Post
Topic
Board Development & Technical Discussion
Merits 6 from 3 users
Re: Game theory involving Quantum Resistance protocol
by
achow101
on 24/10/2019, 04:01:09 UTC
⭐ Merited by Carlton Banks (3) ,Welsh (2) ,ETFbitcoin (1)
So, the spending pubkey is actually redefined as a key internal to the taproot script, and the pubkey for the overall taproot script tree is the "real" pubkey, as it is now the key that's actually publicly available! The whole notion of what public key means is therefore not the same in taproot outputs...phew!

Anyone have any idea if this has any implications for QC resistance? My instinct is to say that the internal key is never revealed, because the taproot magic keeps it forever hidden. I expect to be wrong Cheesy
No, that's wrong.

The public key you see in a taproot output is still a public key.
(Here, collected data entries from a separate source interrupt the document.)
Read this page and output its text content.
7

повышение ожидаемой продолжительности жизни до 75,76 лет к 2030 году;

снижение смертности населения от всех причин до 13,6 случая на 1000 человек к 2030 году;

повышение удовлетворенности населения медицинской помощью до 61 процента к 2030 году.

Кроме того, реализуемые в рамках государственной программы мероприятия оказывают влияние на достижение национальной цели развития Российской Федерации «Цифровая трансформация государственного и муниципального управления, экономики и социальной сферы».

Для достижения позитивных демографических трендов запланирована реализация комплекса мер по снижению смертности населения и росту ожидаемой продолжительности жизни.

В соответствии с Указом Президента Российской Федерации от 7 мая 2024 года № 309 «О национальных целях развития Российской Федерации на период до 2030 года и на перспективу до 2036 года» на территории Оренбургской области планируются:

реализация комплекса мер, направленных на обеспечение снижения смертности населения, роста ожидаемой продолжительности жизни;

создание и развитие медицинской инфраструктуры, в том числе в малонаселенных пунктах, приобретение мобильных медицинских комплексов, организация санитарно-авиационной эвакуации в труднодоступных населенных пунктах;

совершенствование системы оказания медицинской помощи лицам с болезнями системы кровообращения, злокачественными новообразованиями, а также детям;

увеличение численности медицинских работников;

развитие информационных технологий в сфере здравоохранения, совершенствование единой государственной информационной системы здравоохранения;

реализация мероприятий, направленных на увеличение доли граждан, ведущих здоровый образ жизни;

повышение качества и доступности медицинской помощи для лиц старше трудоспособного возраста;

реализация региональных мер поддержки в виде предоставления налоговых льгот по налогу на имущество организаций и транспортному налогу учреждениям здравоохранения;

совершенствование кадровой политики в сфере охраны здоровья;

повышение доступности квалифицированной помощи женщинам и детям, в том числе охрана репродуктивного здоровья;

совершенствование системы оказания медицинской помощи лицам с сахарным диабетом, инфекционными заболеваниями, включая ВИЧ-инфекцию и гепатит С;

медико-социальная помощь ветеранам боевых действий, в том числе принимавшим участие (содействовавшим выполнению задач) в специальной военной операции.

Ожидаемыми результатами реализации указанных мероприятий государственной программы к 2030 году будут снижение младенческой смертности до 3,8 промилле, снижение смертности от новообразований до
It has a discrete logarithm (aka a private key) and anyone who is able to find it will be able to spend the coins regardless of any internal pubkey or script. The private key for a taproot pubkey (assuming a script) is the private key of the internal key + the hash of the script. The public key itself is computed by the sum of the internal pubkey and the "pubkey" of the hash of the script (i.e. multiply the hash by the curve generator).